Les Galeries de la rue Joffre

Texte et sélection photo : Alain Glayroux

Pour l’article sur les « Galeries de la rue Joffre » nous nous sommes aidés des travaux de l’érudite Annie Timbeau-Rapin.

 

Les Tonneinquaises, les Tonneinquais mais aussi les visiteurs prétendent que nos galeries ressemblent à d’autres rues des États-Unis. Et si la réalité était tout autre.

 

Ce bâtît est couramment appelé chez nous : le Balet, le Cloître, le Laupia, le courbèrt, les Cornières ou les Ambans. Cette architecture s’inspire de l’atrium et des portiques Romains.

 

Les ambans, sortes de cornières ou galeries, s'appuyaient aux murs d'enceinte des villes.
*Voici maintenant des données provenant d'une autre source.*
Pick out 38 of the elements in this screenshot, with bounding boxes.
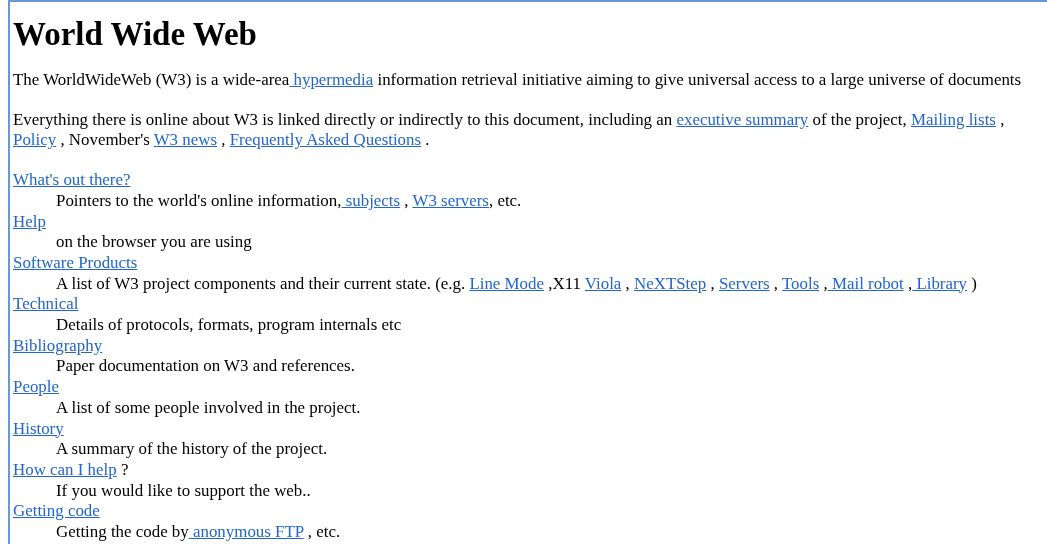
page-title: World Wide Web	[13, 15, 257, 54]
link[interactable]: Mail robot	[827, 273, 904, 293]
link[interactable]: Servers	[718, 273, 770, 293]
link[interactable]: History	[13, 418, 64, 438]
link[interactable]: Tools	[781, 273, 820, 293]
link[interactable]: Frequently Asked Questions	[229, 130, 422, 150]
link[interactable]: NeXTStep	[634, 273, 707, 293]
link[interactable]: Bibliography	[13, 335, 103, 355]
paragraph: Everything there is online about W3 is linked directly or indirectly to this document, including an executive summary of the project, Mailing lists , Policy , November's W3 news , Frequently Asked Questions .	[13, 109, 1006, 152]
link[interactable]: Getting code	[13, 501, 100, 521]
description: A summary of the history of the project.	[56, 439, 328, 459]
link[interactable]: People	[13, 377, 59, 397]
description: on the browser you are using	[56, 232, 252, 252]
link[interactable]: W3 news	[153, 130, 217, 150]
description: Pointers to the world's online information, subjects , W3 servers, etc.	[56, 190, 522, 210]
description: Getting the code by anonymous FTP , etc.	[56, 522, 341, 542]
link[interactable]: W3 servers	[412, 190, 489, 210]
link[interactable]: subjects	[341, 190, 401, 210]
description: A list of W3 project components and their current state. (e.g. Line Mode ,X11 Viola , NeXTStep , Servers , Tools , Mail robot , Library )	[56, 273, 977, 293]
link[interactable]: hypermedia	[289, 70, 374, 89]
link[interactable]: Mailing lists	[910, 109, 996, 129]
link[interactable]: What's out there?	[13, 170, 131, 190]
link[interactable]: Technical	[13, 294, 79, 314]
link[interactable]: anonymous FTP	[188, 522, 304, 542]
paragraph: The WorldWideWeb (W3) is a wide-area hypermedia information retrieval initiative aiming to give universal access to a large universe of documents	[13, 70, 1022, 91]
list-term: How can I help ?	[13, 459, 129, 481]
description: A list of some people involved in the project.	[56, 397, 361, 417]
link[interactable]: Software Products	[13, 252, 138, 272]
link[interactable]: Line Mode	[469, 273, 544, 293]
description: Details of protocols, formats, program internals etc	[56, 315, 402, 335]
link[interactable]: How can I help	[13, 459, 117, 479]
link[interactable]: Help	[13, 211, 46, 231]
description: Paper documentation on W3 and references.	[56, 356, 355, 376]
link[interactable]: Policy	[13, 130, 57, 150]
link[interactable]: executive summary	[676, 109, 809, 129]
description: If you would like to support the web..	[56, 480, 311, 500]
link[interactable]: Library	[912, 273, 968, 293]
link[interactable]: Viola	[584, 273, 622, 293]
Les patrouilles du guet et les marchands ambulants les utilisaient. Et nous les retrouvons dans l’ouest de la France, la Guyenne etc.

 

Lorsque les rois de France se mirent à exiler en Amérique les opposants à la Monarchie, les protestants, les déserteurs, les bagnards ou condamnés de droit commun (la plupart originaires du sud de la Loire), ces gens trouvèrent dans les états du sud des conditions climatiques assez proches de celles de leur région natale. Ils édifièrent donc spontanément leurs maisons et leurs villes sur le modèle d'origine.

 

Dans "Histoire des réfugiés huguenots en Amérique(1), livre écrit en 1886 par un savant anglais : le Docteur Charles W. Baird, on trouve mention de Jean Magnon, tailleur d'habits et protestant, originaire de Tonneins, qui arrive en Amérique vers 1700, il s’installe sur une île à coté de New York. La famille Latané quant à elle, après un exil au Pays Bas puis un passage en Angleterre, émigre en Virginie.

 

(1) Vous pouvez trouver l’ouvrage sur le net en version Française, à la fin du livre il y a un lexique des noms propres de notre région, avec l’endroit où ces exilés se sont installés.